29 December 2014
Last updated at 16:11
Patiwat Saraiyaem (centre) had no intention of insulting the monarchy, his father said
Two Thai students have admitted insulting royalty in a play they performed about a 1973 uprising.
Patiwat Saraiyaem, 23, and Pornthip Munkong, 25, face up to 15 years in jail under lese majeste laws, which protect the royals from any insults.
The play called Wolf Bride featured a fictional king and his advisor.
Thailand’s lese majeste laws are the world’s strictest, but critics say they are often used to settle personal rows or silence political opposition.

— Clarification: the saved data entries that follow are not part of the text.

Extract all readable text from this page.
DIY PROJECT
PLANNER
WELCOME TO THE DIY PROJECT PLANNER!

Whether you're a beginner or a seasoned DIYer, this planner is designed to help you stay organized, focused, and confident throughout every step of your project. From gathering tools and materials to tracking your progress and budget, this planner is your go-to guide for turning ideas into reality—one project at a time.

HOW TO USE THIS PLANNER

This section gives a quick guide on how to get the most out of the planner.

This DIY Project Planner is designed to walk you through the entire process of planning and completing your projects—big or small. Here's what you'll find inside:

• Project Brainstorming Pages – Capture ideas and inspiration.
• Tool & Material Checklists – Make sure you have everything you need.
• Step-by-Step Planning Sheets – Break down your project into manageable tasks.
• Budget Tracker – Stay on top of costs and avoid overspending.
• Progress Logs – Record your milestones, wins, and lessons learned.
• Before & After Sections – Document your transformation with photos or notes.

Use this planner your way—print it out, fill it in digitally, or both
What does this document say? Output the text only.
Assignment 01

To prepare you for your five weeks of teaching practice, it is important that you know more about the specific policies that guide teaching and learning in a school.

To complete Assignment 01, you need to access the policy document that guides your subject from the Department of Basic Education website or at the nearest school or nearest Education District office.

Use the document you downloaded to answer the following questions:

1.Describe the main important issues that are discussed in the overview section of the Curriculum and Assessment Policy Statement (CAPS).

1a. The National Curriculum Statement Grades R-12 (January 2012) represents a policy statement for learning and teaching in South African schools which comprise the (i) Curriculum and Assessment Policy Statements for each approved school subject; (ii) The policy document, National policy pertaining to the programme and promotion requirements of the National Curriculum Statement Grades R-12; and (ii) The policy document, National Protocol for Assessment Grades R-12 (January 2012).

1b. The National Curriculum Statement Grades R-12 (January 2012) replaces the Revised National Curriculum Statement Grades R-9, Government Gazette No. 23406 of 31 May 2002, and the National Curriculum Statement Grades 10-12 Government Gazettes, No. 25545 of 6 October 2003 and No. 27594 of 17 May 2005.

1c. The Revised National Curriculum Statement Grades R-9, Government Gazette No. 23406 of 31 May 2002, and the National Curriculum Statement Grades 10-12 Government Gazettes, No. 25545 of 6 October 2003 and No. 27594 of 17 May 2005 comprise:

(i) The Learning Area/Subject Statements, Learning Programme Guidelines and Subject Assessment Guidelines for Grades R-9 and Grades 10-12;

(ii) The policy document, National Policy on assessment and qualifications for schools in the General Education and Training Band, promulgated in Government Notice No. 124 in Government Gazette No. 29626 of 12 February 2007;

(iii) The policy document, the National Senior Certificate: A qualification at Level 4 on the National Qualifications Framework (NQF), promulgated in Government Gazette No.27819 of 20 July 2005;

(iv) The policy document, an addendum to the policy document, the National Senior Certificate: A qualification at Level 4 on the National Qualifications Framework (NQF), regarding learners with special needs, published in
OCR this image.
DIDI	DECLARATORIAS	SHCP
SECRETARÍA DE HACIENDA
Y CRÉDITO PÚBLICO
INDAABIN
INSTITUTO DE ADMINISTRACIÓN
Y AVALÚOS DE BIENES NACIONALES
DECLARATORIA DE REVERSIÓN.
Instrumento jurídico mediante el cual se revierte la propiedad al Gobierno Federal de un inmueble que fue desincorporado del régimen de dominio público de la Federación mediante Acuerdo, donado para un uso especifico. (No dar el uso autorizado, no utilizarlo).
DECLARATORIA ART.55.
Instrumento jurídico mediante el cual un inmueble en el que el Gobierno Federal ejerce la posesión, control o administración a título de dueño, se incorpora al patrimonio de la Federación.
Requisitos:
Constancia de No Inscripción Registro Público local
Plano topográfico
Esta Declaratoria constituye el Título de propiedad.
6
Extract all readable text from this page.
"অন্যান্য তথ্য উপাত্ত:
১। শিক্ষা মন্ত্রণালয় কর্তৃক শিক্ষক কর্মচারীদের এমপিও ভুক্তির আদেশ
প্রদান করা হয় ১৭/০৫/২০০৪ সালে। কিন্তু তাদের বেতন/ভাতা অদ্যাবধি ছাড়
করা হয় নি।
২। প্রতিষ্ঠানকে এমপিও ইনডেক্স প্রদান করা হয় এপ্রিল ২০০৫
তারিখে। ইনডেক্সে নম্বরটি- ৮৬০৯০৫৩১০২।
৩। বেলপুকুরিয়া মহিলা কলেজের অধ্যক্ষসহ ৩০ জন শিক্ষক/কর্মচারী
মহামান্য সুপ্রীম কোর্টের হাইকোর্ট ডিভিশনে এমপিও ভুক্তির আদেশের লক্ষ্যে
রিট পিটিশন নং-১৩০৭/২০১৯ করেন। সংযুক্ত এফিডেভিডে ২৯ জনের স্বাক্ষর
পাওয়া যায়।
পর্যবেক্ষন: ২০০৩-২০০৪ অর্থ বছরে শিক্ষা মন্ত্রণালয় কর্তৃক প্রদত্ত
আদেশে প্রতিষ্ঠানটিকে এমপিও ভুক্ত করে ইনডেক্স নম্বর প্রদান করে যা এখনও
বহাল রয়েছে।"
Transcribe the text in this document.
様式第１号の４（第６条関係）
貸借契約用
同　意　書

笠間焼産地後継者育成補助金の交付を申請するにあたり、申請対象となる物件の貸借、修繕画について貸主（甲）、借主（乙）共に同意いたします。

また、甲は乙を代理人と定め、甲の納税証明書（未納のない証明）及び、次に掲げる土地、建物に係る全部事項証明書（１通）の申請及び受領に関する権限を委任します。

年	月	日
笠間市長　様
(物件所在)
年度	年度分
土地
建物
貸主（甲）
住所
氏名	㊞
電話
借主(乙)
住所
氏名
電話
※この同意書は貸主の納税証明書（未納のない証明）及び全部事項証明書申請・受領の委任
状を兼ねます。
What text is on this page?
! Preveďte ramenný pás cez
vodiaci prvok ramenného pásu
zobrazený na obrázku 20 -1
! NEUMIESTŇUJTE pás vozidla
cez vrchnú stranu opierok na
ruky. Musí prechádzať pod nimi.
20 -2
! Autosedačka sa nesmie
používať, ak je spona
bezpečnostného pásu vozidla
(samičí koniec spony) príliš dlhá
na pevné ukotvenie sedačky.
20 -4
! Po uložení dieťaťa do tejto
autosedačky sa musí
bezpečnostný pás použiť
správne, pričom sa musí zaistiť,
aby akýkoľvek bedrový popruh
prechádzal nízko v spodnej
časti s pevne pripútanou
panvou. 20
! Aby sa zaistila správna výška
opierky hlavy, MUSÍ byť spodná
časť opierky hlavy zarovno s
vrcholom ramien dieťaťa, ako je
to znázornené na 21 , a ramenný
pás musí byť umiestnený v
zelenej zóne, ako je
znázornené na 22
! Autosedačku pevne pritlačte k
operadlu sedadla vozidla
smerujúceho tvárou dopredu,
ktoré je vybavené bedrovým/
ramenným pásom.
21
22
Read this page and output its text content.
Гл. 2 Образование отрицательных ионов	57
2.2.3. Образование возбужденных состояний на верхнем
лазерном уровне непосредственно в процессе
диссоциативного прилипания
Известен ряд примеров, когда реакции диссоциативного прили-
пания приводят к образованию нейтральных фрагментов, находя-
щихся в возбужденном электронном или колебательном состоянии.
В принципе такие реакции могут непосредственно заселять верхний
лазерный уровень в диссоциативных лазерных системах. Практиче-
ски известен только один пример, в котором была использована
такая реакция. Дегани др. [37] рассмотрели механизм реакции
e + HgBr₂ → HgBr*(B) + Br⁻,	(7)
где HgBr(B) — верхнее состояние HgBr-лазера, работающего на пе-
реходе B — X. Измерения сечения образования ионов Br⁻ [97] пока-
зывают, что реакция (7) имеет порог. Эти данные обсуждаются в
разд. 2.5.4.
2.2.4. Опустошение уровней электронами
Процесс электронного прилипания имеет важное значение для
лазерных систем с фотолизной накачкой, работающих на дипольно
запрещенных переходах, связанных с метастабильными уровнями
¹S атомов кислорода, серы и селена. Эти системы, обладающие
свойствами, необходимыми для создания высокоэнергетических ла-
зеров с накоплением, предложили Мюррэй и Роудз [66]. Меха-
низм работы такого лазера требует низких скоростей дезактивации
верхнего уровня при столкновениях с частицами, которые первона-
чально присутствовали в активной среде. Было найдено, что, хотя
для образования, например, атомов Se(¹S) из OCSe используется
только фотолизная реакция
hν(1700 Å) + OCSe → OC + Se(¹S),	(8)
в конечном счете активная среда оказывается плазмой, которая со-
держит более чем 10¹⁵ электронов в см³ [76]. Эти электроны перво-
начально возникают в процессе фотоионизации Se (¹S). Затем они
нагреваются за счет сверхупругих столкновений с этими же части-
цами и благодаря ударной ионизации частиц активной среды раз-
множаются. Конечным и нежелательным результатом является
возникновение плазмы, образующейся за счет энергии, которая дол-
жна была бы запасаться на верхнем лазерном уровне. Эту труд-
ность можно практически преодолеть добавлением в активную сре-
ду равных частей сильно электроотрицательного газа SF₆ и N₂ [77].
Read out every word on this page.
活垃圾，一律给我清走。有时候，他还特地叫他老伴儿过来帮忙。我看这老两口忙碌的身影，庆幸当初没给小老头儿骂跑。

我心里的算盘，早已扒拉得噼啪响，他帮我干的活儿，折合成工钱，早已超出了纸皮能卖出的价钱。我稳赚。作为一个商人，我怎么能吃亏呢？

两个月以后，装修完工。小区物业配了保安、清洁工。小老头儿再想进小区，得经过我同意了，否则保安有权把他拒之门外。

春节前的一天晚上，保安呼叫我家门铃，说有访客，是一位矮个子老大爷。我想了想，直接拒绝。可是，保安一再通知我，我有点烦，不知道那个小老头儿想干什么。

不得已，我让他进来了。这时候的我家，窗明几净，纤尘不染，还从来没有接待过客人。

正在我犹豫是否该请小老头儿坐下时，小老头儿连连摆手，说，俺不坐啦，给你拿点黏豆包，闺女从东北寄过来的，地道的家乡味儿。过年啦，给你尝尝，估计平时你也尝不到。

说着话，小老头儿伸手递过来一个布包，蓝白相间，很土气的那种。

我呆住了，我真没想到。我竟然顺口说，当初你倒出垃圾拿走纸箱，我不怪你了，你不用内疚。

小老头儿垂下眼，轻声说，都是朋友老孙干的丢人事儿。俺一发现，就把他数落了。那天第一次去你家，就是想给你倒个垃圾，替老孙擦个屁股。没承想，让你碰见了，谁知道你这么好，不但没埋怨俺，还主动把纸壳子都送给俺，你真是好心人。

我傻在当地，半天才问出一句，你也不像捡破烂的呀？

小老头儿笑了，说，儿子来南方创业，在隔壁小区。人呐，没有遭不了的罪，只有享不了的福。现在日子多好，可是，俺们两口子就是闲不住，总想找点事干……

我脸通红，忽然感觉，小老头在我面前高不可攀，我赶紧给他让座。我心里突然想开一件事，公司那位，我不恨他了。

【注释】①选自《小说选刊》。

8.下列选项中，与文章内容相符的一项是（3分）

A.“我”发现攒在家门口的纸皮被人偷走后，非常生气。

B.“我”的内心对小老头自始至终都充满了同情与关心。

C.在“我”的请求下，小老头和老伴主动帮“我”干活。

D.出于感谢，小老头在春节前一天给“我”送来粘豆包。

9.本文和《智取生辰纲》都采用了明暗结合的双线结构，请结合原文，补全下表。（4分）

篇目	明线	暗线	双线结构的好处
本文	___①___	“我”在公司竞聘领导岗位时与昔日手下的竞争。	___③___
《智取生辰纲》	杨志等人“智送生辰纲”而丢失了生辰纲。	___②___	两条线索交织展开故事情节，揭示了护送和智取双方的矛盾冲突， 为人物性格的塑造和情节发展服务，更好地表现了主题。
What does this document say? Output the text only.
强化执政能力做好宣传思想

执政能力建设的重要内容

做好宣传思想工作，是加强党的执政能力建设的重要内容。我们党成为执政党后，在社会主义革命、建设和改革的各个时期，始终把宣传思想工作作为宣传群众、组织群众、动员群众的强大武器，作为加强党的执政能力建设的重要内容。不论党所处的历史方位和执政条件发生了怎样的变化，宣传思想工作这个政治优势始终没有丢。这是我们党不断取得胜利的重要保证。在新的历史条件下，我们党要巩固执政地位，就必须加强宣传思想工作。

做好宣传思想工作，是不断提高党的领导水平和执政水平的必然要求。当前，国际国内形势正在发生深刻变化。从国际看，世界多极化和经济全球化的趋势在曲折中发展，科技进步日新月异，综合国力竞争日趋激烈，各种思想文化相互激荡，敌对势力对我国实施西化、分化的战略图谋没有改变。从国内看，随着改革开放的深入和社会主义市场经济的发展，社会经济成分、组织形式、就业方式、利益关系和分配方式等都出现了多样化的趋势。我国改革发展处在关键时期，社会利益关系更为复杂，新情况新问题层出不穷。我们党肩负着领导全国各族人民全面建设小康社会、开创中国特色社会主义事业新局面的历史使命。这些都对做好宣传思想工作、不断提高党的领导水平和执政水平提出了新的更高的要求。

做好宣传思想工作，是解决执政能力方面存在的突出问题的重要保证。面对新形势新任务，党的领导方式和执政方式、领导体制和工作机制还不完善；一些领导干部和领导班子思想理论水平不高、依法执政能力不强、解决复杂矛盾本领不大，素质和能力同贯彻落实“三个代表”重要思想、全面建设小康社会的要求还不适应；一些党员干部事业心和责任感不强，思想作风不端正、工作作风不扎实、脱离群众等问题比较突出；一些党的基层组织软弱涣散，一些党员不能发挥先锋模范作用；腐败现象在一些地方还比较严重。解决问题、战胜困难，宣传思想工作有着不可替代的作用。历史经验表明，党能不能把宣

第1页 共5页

The play was performed at Bangkok’s Thammasat University in October 2013, but the pair were not arrested until August this year.
Both students have been denied bail, and have been held in custody since their arrest.
Several other people involved with the performance are also facing charges.
Thailand’s lese majeste laws
- Article 112 of criminal code says anyone who “defames, insults or threatens the king, the queen, the heir-apparent or the regent” will be punished with up to 15 years in prison
- Law remained largely unchanged since 1908
- Use widened in recent years, snaring academics, journalists, policemen, activists and even a 61-year-old grandfather
‘Just an actor’
The two students were brought to court barefoot, Patiwat with his feet bound in chains, AFP news agency reported.
They each admitted one charge of lese majeste in the hope of escaping a custodial sentence.
The judge said they would be sentenced in February.
“My boy did not intend to insult the monarchy, he is just an actor,” Patiwat’s father Aiyakan Saraiyaem told AFP outside the court.
The offending content of the play has not been made public.
Media outlets operating in Thailand cannot report the details of lese majeste without leaving themselves open to similar charges.
Journalists have frequently been denounced under the laws.
The military ousted the elected government earlier this year and promised to rigidly enforce the lese majeste laws.